02/11/2025
Oggi l’indignazione è un mestiere.
Viviamo in un tempo in cui bastano pochi follower per sentirsi nel diritto di giudicare chiunque. Ogni giorno qualcuno si erge a difensore della morale, pronto a puntare il dito, a smascherare, a condannare. Ma poi, come spesso accade, la maschera cade.
Le vicende di Carlotta Vagnoli, Valeria Fonte e Benedetta Sabene lo dimostrano con crudezza: attiviste molto seguite, impegnate su temi importanti come il femminismo e la violenza di genere, oggi indagate per stalking e diffamazione.
Secondo gli atti d’indagine, avrebbero organizzato una vera e propria campagna di denigrazione contro chi non la pensava come loro, arrivando a frasi violente e insulti verso figure pubbliche come Mattarella, Liliana Segre e Michela Murgia.
È qui che si apre il vero paradosso: chi si presenta come custode dell’etica, finisce per usare gli stessi strumenti di odio e di violenza che dichiara di combattere.
Il confine tra “attivismo” e “gogna digitale” diventa sottile, quasi invisibile.
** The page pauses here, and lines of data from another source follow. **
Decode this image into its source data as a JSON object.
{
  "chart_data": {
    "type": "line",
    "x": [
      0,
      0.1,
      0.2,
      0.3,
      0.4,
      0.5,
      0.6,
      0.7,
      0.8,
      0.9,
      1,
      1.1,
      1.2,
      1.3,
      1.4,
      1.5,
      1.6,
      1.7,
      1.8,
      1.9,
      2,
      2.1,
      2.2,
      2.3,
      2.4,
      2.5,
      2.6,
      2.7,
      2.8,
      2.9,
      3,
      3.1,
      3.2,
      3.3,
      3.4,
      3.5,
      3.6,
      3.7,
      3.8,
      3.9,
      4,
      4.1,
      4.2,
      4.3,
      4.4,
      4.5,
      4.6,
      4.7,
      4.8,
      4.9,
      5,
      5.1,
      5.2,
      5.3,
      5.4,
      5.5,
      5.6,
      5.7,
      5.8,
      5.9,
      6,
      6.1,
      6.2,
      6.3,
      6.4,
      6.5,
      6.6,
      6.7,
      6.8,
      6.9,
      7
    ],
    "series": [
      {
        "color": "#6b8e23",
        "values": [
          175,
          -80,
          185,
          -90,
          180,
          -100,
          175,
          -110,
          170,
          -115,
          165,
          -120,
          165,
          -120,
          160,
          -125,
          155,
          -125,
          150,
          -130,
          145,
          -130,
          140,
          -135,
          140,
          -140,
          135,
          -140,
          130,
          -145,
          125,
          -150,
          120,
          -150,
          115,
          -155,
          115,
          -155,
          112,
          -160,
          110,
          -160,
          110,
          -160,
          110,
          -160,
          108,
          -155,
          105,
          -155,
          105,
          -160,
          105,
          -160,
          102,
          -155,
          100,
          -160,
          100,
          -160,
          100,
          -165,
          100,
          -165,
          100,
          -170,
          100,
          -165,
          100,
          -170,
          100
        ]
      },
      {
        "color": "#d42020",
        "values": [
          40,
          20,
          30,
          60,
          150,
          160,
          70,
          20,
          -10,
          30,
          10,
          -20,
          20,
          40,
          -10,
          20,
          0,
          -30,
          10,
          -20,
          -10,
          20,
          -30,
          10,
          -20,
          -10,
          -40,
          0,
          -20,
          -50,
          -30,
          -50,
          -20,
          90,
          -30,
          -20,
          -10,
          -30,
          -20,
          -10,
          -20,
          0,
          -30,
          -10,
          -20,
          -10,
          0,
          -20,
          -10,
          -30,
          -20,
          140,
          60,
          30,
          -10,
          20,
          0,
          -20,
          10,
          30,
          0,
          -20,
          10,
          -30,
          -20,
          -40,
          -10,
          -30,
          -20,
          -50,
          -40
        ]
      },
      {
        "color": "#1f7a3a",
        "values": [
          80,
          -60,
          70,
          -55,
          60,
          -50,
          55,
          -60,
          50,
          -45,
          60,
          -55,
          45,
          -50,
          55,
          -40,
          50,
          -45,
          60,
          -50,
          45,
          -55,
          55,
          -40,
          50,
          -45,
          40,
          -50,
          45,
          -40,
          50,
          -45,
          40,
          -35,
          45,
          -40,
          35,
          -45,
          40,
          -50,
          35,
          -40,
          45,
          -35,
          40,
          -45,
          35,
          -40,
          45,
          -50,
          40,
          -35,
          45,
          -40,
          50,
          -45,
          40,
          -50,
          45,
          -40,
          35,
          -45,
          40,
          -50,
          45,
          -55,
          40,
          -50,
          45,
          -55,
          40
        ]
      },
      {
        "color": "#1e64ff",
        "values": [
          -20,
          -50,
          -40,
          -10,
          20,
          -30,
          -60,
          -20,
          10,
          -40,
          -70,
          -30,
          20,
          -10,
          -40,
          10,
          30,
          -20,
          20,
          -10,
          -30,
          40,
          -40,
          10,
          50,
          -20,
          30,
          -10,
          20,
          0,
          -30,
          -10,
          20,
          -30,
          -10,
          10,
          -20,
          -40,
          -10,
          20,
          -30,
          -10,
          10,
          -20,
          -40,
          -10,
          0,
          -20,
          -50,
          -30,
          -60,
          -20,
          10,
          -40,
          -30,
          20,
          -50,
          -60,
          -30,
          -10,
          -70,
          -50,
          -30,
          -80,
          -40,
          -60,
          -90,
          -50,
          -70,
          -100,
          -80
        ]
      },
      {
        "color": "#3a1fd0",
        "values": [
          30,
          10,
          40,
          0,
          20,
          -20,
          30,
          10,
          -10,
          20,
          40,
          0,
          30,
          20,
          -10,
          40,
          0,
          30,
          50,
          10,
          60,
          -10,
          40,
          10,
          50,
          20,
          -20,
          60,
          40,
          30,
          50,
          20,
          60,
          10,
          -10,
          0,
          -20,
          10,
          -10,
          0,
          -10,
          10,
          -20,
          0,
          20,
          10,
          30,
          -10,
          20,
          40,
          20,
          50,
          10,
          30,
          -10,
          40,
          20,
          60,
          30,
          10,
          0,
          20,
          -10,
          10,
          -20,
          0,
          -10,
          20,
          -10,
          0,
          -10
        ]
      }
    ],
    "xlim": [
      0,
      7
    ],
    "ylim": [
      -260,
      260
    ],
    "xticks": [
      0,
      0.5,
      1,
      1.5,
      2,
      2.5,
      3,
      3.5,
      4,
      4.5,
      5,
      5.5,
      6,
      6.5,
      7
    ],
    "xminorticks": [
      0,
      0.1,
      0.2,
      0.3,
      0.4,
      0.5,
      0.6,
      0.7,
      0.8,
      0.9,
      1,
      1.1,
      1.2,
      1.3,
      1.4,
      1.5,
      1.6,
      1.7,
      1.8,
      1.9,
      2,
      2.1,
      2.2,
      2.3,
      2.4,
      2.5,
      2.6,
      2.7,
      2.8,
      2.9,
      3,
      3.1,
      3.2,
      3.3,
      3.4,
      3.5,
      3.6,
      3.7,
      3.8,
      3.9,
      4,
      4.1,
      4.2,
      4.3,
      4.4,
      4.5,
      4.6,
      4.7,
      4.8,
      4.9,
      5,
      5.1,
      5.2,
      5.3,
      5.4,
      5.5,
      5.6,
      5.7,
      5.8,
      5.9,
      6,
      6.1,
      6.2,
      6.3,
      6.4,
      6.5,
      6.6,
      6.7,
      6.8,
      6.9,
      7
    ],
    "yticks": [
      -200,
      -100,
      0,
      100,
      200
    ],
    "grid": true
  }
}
E l’arma che un tempo serviva a difendere una causa giusta si trasforma in un mezzo per distruggere persone, reputazioni, vite.
Forse dovremmo imparare una cosa:
che la morale non si misura a colpi di post, né di indignazione istantanea.
Essere coerenti significa mantenere la stessa integrità anche quando nessuno applaude, anche quando è scomodo.
La giustizia sociale, il rispetto, il femminismo – tutti valori fondamentali – perdono forza quando diventano un palcoscenico di odio.
E il rischio è che a forza di fare la morale, si dimentichi la sostanza: l’umanità.
Meno lezioni, più coerenza.
Meno indignazione, più responsabilità.